Given a densely defined, closed, self-adjoint operator A on a Hilbert space H, Stone's Theorem states that there exists a unique one-parameter unitary group $U(t) = e^{itA}$, such that $U(t)$ is strongly continuous, and

$$\frac{d}{dt} U(t)|_{t=0} = iAU(0)$$.

Here's a brief explanation of each component of the theorem:

• Densely defined: The domain of the operator is a dense subset of the Hilbert space.
• Closed operator: The operator for which the graph (a subset of H×H) is a closed set in the topology induced by H×H.
• Self-adjoint: The operator equals its own adjoint, i.e.,

$$\langle\psi|A\phi\rangle = \langle A\psi|\phi\rangle \forall \psi, \phi \in \text{domain}(A)$$

• One-parameter unitary group: A family of operators $U(t)$ indexed by a real number t, with the properties that $U(t)$ is a unitary operator for each t, $U(0)$ is the identity operator, and

$$U(s + t) = U(s)U(t) \forall s,t \in \mathbb{R}$$

• Strongly continuous: The map $t \to U(t)\psi$ is continuous for each fixed $\psi$ in H, in the strong operator topology.

The proof outline of the theorem is as follows:

1. Define a new operator B by setting

$$B\psi = -i \frac{d}{dt} U(t)\psi(t)|_{t=0}$$

for each $\psi$ in the domain of A. This operator is initially only densely defined, but we can extend it to the entire Hilbert space by continuity.

2. Show that B is a self-adjoint extension of A. This involves showing that $B\psi = A\psi$ for all $\psi$ in the domain of A, and that the domain of B includes the entire Hilbert space. The first part requires using the strong continuity of $U(t)$, while the second part uses the fact that A is densely defined.
3. Show that

$$U(t) = e^{itB} \forall t$$

This requires using the functional calculus for self-adjoint operators, which allows us to define the exponential of an operator.
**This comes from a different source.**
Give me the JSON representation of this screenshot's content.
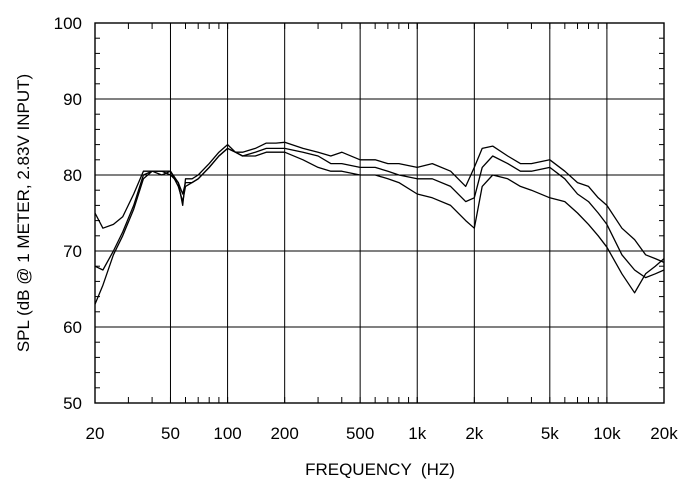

4. Show that the operator B is unique. This follows from the spectral theorem for self-adjoint operators, which tells us that two self-adjoint operators are equal if they have the same spectral projections.

Thus, the theorem provides a profound connection between the abstract properties of self-adjoint operators and the concrete representations of time evolution in quantum mechanics.

References:

• Reed, M. & Simon, B. (1972) "Methods of Modern Mathematical Physics I: Functional Analysis". Academic Press. ISBN 0-12-585050-6.
• Hall, B.C. (2013) "Quantum Theory for Mathematicians". Graduate Texts in Mathematics 267. Springer. ISBN 978-1-4614-7116-5.